Dort unten stand auch ein Spiegel, den Lucas für seine seltenen Reisen durch die Spiegel nutzte. Er stammte aus einem der oberen Zimmer und gehörte einst Blanche. Die glatte, sorgfältig gefertigte Fläche war groß genug, dass sogar Arweth ihn bequem und aufrecht stehend betreten konnte.

Lucas drängte sie zur Eile. Nicht wegen der Sonne, oder weil er scharf darauf war, herauszufinden, wer Malcolm umgebracht hatte. Bis Tagesanbruch blieben noch gut dreieinhalb Stunden und den Toten kannte er kaum. Seine Motivation war, diese lästige Angelegenheit so schnell wie möglich aus der Welt zu schaffen.

 Arweth musste sich unbedingt wieder fangen. Ohne seine Autorität waren all ihre Pläne hinfällig. Sie brauchten Arweths Kraft. Nur er verfügte über die Fähigkeit, die Hirudo außerhalb der Familie von dem Nutzen einer Allianz zu überzeugen.

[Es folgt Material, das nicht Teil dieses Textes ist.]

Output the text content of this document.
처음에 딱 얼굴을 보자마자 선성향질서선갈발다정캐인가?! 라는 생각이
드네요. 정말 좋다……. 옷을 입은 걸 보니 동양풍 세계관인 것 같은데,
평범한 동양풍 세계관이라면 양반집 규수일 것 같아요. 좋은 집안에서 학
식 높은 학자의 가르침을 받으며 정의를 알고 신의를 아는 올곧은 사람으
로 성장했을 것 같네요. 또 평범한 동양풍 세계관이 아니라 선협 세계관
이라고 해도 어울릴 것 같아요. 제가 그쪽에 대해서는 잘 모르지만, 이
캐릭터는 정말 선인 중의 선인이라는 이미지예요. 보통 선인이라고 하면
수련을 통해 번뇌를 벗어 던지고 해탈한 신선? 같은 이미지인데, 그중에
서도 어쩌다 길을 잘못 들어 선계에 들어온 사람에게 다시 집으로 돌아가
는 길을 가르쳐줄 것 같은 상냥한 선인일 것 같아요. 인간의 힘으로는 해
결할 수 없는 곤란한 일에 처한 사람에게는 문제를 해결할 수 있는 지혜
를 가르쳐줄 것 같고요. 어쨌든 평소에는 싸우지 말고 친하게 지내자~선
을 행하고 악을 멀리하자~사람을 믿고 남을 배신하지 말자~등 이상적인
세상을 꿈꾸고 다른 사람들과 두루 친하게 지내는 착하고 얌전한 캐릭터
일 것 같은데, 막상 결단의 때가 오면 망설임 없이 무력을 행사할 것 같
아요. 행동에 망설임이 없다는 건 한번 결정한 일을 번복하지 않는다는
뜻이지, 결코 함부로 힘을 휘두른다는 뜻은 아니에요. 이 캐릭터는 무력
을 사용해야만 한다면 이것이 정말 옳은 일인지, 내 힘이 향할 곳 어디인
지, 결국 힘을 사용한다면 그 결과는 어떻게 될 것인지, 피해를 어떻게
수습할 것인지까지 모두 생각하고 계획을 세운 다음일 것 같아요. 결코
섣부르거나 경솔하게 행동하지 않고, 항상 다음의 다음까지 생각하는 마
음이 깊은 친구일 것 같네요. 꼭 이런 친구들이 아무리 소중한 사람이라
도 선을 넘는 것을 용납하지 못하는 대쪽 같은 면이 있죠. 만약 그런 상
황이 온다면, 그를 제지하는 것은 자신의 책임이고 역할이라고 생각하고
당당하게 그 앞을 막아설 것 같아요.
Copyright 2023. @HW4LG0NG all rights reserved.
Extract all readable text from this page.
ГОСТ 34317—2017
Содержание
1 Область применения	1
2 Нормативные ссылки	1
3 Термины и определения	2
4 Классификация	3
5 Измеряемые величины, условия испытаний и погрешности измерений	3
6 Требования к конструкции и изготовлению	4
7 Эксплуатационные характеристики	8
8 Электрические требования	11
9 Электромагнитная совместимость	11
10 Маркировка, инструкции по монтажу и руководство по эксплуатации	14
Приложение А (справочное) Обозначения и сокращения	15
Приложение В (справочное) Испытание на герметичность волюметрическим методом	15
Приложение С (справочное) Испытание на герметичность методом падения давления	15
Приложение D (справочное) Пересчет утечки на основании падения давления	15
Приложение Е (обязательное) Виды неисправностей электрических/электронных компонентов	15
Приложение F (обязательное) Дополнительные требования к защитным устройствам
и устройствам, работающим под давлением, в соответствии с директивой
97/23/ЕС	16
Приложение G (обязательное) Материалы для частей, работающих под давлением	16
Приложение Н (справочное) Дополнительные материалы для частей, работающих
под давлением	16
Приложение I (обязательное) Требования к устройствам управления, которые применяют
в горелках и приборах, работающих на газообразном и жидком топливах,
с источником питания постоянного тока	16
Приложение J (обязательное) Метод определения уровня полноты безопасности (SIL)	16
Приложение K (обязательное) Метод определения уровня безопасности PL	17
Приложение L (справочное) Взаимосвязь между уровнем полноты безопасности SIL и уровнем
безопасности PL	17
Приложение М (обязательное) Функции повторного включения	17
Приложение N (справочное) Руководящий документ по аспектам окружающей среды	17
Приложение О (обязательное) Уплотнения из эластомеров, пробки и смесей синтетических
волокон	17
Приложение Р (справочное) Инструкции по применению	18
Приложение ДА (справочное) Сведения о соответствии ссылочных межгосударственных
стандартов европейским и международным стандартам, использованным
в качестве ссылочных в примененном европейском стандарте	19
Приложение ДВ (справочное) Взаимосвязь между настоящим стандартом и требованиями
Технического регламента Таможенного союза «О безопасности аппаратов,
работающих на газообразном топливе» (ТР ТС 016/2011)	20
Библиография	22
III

Dabei stand mehr auf dem Spiel als die Trauer um den Verlust eines Sohnes und Freundes und das Verschwinden Serenas.

Sollte sich ihr Vorhaben aufgrund dieses Zwischenfalls verzögern oder sogar daran scheitern, war bald mehr als nur der Tod eines Einzelnen zu betrauern. Wenn Jarout, der die letzten Jahre in Melacar, der ursprünglichen Welt der Hirudo verbracht hatte, nicht maßlos übertrieb, durften sie in der Tat mit viel Schlimmerem rechnen. Maratos Pläne, in die Welt der Menschen einzudringen, konnten sie nur mit geeinten Kräften vereiteln.

Misslang die Allianz, gingen die Hirudo einer Katastrophe entgegen.